You can no longer post new replies to this discussion. If you have a similar question you can start a new discussion in this forum.

How would you use NPM to discover and alert when a critical device has increasing latency and packet loss--but not so much packet loss that NPM marks it "down"?

I recently had a switch start malfunctioning and it caused a lot of disruption.  Finding it wasn't intuitive or easy because it wasn't down and wasn't showing up in any of my NPM's front page widgets.  A reboot was required to correct the issue immediately, and it may require an IOS upgrade or hardware replacement to prevent this permanently.

It's a simple switch, but it faces some critical equipment and areas.  It's never had much latency--1 ms or less, often, and never as much as 20 ms.

But twelve days ago it started having increasing latency.  And four days ago it started having a little packet loss.  But never enough packet loss to show up on NPM's front page.   But the latency was enough to cause increasing complaints to the help desk, and the packet loss was enough to drop a lot of customers' voice & video & citrix sessions.  I want to avoid being behind this 8-ball in the future by building the right alerts & notifications based on changing patterns of latency and loss--without getting inundated when other devices have temporary-but-normal cases of increased latency and packet loss.  In short, I want the right actionable alert, as adatole would say, but I'm not certain how to build it.

Here's how the switch's latency and packet loss history looks:

pastedImage_1.png

I'd like to have started getting alerts when the latency changed from less than 4 ms to consistently more than 20 ms.  I'd like this particular class of device to have more priority for any packet loss so that at 3% loss we'd have seen it in bright red on the front of NPM.

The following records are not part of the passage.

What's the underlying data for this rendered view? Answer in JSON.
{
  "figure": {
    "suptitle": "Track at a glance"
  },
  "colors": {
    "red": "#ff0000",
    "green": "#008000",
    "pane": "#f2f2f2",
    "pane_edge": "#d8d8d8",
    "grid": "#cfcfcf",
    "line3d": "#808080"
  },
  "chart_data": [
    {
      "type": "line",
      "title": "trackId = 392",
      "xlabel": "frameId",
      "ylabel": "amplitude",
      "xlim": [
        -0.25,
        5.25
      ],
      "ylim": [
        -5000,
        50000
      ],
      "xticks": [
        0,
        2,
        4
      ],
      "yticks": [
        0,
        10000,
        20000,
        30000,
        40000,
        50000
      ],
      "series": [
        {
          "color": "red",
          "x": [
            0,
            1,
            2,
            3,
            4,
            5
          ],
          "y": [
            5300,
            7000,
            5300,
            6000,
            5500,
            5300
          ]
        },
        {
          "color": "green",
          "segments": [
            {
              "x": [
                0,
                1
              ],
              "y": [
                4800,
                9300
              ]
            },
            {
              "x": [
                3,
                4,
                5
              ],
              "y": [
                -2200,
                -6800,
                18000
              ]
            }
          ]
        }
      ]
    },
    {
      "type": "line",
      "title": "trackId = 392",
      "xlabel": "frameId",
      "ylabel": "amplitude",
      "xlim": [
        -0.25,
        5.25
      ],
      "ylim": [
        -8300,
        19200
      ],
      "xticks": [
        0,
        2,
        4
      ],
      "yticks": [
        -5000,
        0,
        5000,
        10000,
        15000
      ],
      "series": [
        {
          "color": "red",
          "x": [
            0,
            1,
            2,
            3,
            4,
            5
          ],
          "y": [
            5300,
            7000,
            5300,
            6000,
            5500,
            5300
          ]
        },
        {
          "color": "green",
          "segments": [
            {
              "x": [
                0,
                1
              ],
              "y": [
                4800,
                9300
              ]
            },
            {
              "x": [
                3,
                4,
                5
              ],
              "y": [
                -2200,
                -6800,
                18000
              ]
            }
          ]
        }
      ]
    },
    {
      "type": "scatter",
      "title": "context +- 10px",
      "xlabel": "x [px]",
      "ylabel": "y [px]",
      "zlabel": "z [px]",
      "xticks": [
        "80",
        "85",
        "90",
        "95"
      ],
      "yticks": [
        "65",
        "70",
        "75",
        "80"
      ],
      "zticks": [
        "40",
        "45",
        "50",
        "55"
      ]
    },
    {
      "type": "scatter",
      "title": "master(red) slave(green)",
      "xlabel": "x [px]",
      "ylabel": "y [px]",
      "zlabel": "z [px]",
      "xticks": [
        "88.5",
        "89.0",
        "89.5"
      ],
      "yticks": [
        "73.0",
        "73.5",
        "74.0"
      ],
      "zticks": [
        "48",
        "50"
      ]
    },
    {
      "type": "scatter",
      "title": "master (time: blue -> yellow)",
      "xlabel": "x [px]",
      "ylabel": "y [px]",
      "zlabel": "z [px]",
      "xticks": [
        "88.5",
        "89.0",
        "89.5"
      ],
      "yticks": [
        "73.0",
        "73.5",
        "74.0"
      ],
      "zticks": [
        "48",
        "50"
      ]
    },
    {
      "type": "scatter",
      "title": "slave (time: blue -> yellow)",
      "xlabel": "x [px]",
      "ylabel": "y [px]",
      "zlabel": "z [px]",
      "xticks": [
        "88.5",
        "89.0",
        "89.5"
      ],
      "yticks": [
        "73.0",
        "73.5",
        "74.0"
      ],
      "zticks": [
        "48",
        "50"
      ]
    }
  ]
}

What type of alert & threshold is appropriate to capture these slowly-growing changes over time?

  • You may change alert trigger conditions for that node. But I'd suggest to use custom property with treshold for latency for each node - then you will not need to change alert trigger condition.

  • I agree with JaroslawLadyga​. We use custom property thresholds for various volume alerts, completely bypassing the use of default/override thresholds. We do, however, adjust thresholds for various nodes for some alerts. Both ways work well for us. Then your alert scope can be limited to only those nodes with a value there, out of whatever subset you need to pull.

  • Might I impose on you for a sanitized screen shot example of how you use custom property thresholds this way?

  • Sure thing, rschroeder​. It's nothing fancy, and we are using them for volumes, not nodes. (It's also a nice little workaround for managing volumes, as they have been missing from the manage node/interface page for, well, forever...) I'd think you would benefit more from using the default threshold options for your use case, dealing with nodes, as opposed to my method for volumes.

    We need custom properties to exist before we can use them, obviously.

    pastedImage_2.png

    We can use the custom property editor to provision these in bulk, as opposed to very awkwardly clicking through a bunch of thing on the manage nodes page, hoping to avoid a wrongful click.

    pastedImage_1.png

    And finally, the simple alert trigger to fire off if the custom property threshold is reached/breached.

    pastedImage_0.png

    Again, nothing fancy here, just a simple comparison to a CP value. And while your scenario is dealing with nodes, you may find the various default node threshold properties better suite your needs, rather than creating your own. Or, maybe not.

    Thank you,

    -Will

  • Thank you, Will.  I suspect you're correct.

  • even we use a lot of these, instead of using global thresholds.. and if the request for changing thresholds and other parameters is not very high then using custom property method is best in my view...